From: Toshiyuki Okajima <toshi.okajima@jp.fujitsu.com>
To: Theodore Tso <tytso@mit.edu>
Cc: Al Viro <viro@ZenIV.linux.org.uk>,
Ext4 Developers List <linux-ext4@vger.kernel.org>,
linux-fsdevel@vger.kernel.org
Subject: Re: [PATCH 1/3] add releasepage hooks to block devices which can be used by file systems
Date: Tue, 06 Jan 2009 13:07:27 +0900 [thread overview]
Message-ID: <4962D8FF.2000409@jp.fujitsu.com> (raw)
In-Reply-To: <20090105160514.GA8939@mit.edu>
Ted-san,
Theodore Tso wrote:
> On Mon, Jan 05, 2009 at 05:16:08PM +0900, Toshiyuki Okajima wrote:
> > >
> > > I was confirming whether the kernel to which your new patch is
> > > applied can run without trouble. But unfortunately, I got a hangup
> > > problem. Now I am investigating the root cause. After I
> > > investigated it for a little time, I think calling log_wait_commit()

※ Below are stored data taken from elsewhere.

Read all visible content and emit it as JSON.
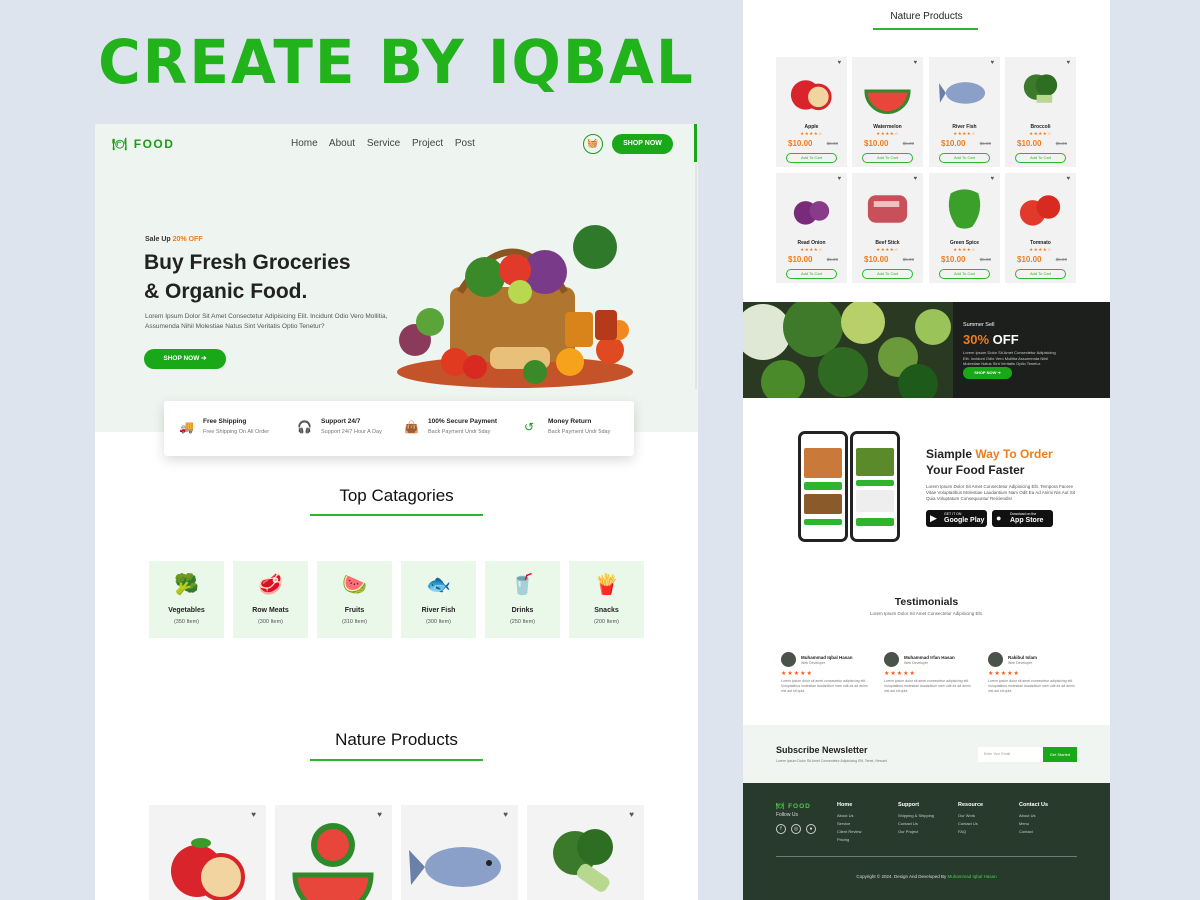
{
  "banner": {
    "title": "CREATE BY IQBAL"
  },
  "left": {
    "nav": {
      "logo": "FOOD",
      "links": [
        "Home",
        "About",
        "Service",
        "Project",
        "Post"
      ],
      "shop_button": "SHOP NOW"
    },
    "hero": {
      "sale_prefix": "Sale Up",
      "sale_value": "20% OFF",
      "headline_line1": "Buy Fresh Groceries",
      "headline_line2": "& Organic Food.",
      "paragraph": "Lorem Ipsum Dolor Sit Amet Consectetur Adipisicing Elit. Incidunt Odio Vero Mollitia, Assumenda Nihil Molestiae Natus Sint Veritatis Optio Tenetur?",
      "button": "SHOP NOW"
    },
    "features": [
      {
        "title": "Free Shipping",
        "subtitle": "Free Shipping On All Order"
      },
      {
        "title": "Support 24/7",
        "subtitle": "Support 24/7 Hour A Day"
      },
      {
        "title": "100% Secure Payment",
        "subtitle": "Back Payment Undr 5day"
      },
      {
        "title": "Money Return",
        "subtitle": "Back Payment Undr 5day"
      }
    ],
    "categories_title": "Top Catagories",
    "categories": [
      {
        "name": "Vegetables",
        "count": "(350 Item)"
      },
      {
        "name": "Row Meats",
        "count": "(300 Item)"
      },
      {
        "name": "Fruits",
        "count": "(310 Item)"
      },
      {
        "name": "River Fish",
        "count": "(300 Item)"
      },
      {
        "name": "Drinks",
        "count": "(250 Item)"
      },
      {
        "name": "Snacks",
        "count": "(200 Item)"
      }
    ],
    "products_title": "Nature Products"
  },
  "right": {
    "products_title": "Nature Products",
    "products": [
      {
        "name": "Apple",
        "stars": "★★★★☆",
        "price": "$10.00",
        "old_price": "$5.00",
        "button": "Add To Cart"
      },
      {
        "name": "Watermelon",
        "stars": "★★★★☆",
        "price": "$10.00",
        "old_price": "$5.00",
        "button": "Add To Cart"
      },
      {
        "name": "River Fish",
        "stars": "★★★★☆",
        "price": "$10.00",
        "old_price": "$5.00",
        "button": "Add To Cart"
      },
      {
        "name": "Broccoli",
        "stars": "★★★★☆",
        "price": "$10.00",
        "old_price": "$5.00",
        "button": "Add To Cart"
      },
      {
        "name": "Read Onion",
        "stars": "★★★★☆",
        "price": "$10.00",
        "old_price": "$5.00",
        "button": "Add To Cart"
      },
      {
        "name": "Beef Stick",
        "stars": "★★★★☆",
        "price": "$10.00",
        "old_price": "$5.00",
        "button": "Add To Cart"
      },
      {
        "name": "Green Spice",
        "stars": "★★★★☆",
        "price": "$10.00",
        "old_price": "$5.00",
        "button": "Add To Cart"
      },
      {
        "name": "Tomnato",
        "stars": "★★★★☆",
        "price": "$10.00",
        "old_price": "$5.00",
        "button": "Add To Cart"
      }
    ],
    "promo": {
      "label": "Summer Sell",
      "discount": "30%",
      "discount_suffix": "OFF",
      "text": "Lorem Ipsum Dolor Sit Amet Consectetur Adipisicing Elit. Incidunt Odio Vero Mollitia Assumenda Nihil Molestiae Natus Sint Veritatis Optio Tenetur.",
      "button": "SHOP NOW"
    },
    "app": {
      "title_prefix": "Siample",
      "title_highlight": "Way To Order",
      "title_line2": "Your Food Faster",
      "paragraph": "Lorem Ipsum Dolor Sit Amet Consectetur Adipisicing Elit. Tempora Facere Vitae Voluptatibus Molestiae Laudantium Nam Odit Ea Ad Animi Nis Aut Sit Quia Voluptatum Consequuntur Reiciendis!",
      "google": {
        "top": "GET IT ON",
        "bottom": "Google Play"
      },
      "apple": {
        "top": "Download on the",
        "bottom": "App Store"
      }
    },
    "testimonials": {
      "title": "Testimonials",
      "subtitle": "Lorem Ipsum Dolor Sit Amet Consectetur Adipisicing Elit.",
      "items": [
        {
          "name": "Muhammad Iqbal Hasan",
          "role": "Web Developer",
          "stars": "★★★★★",
          "text": "Lorem ipsum dolor sit amet consectetur adipisicing elit. Voluptatibus molestiae laudantium nam odit ea ad animi nisi aut sit quia."
        },
        {
          "name": "Muhammad Irfan Hasan",
          "role": "Web Developer",
          "stars": "★★★★★",
          "text": "Lorem ipsum dolor sit amet consectetur adipisicing elit. Voluptatibus molestiae laudantium nam odit ea ad animi nisi aut sit quia."
        },
        {
          "name": "Rakibul Islam",
          "role": "Web Developer",
          "stars": "★★★★★",
          "text": "Lorem ipsum dolor sit amet consectetur adipisicing elit. Voluptatibus molestiae laudantium nam odit ea ad animi nisi aut sit quia."
        }
      ]
    },
    "newsletter": {
      "title": "Subscribe Newsletter",
      "subtitle": "Lorem Ipsum Dolor Sit Amet Consectetur Adipisicing Elit. Tenet, Nesum!",
      "placeholder": "Enter Your Email",
      "button": "Get Started"
    },
    "footer": {
      "logo": "FOOD",
      "follow": "Follow Us",
      "columns": [
        {
          "heading": "Home",
          "items": [
            "About Us",
            "Service",
            "Client Review",
            "Pricing"
          ]
        },
        {
          "heading": "Support",
          "items": [
            "Shipping & Shipping",
            "Contact Us",
            "Our Project"
          ]
        },
        {
          "heading": "Resource",
          "items": [
            "Our Work",
            "Contact Us",
            "FAQ"
          ]
        },
        {
          "heading": "Contact Us",
          "items": [
            "About Us",
            "Menu",
            "Contact"
          ]
        }
      ],
      "copyright": "Copyright © 2024. Design And Developed By",
      "author": "Muhammad Iqbal Hasan"
    }
  },
  "colors": {
    "accent": "#18a818",
    "orange": "#f07c1c",
    "footer": "#283a2c"
  }
}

> > > from journal_try_to_free_buffers() can cause it.
>
> Sounds like a deadlock caused by the fact that we're no longer masking
> __GFP_WAIT, probably on journal->j_wait_done_commit. Presumably the
> system came under pressure during a commit operation, which makes
> sense, and so we ended up with a deadlock between kjournald and
> kswapd. The fix is pretty simple; we just need to mask out the
> __GFP_WAIT in the filesystem-specific callback, since this is a
> restriction imposed by the filesystem's use of the jbd/jbd2 layer.
Your opinion is correct.
A detailed investigation is done, and the root cause has been understood.
The deadlock was caused by the following two processes:
(1) A certain process
Memory collecting process which is started by a memory allocator calls
journal_try_to_free_buffers(). And then it calls log_wait_commit() to get more
memory and waits for the finish of one committing transaction.
(2) kjournald process
kjournald process starts by Process (1) calling log_wait_commit().
And then it calls journal_commit_transaction to write all data buffers
into the filesystem and write all metadata buffers into the journal storage.
Writing metadata buffer is journal_write_metadata_buffer(). This function also needs
new buffer_head (more memory) in order to copy a buffer_head.
Detailed Information:
Process (1):
crash> bt 260
PID: 260 TASK: f71076d0 CPU: 1 COMMAND: "kswapd0"
#0 [f707dcbc] schedule at c06346a3
#1 [f707dd34] log_wait_commit at f80904c1
^^^^^^^^^^^^^^^^^^^^^^^^^^^^^^^^^^^^^^^^^ -> It lets kjournald start
and waits for the commit.
#2 [f707dd70] journal_try_to_free_buffers at f808c81f
#3 [f707dd94] blkdev_releasepage at c04916cc
#4 [f707dda4] try_to_release_page at c04526b1
#5 [f707ddb0] shrink_page_list at c045b3d1
#6 [f707de50] shrink_list at c045b72e
#7 [f707def0] shrink_zone at c045bbc6
#8 [f707df40] kswapd at c045c12c
#9 [f707dfd8] kthread at c043612c
#10 [f707dfe4] kernel_thread_helper at c04045e1
journal structure: 0xccab1e00
Process (2) [kjournald]:
PID: 3170 TASK: f717b240 CPU: 1 COMMAND: "kjournald"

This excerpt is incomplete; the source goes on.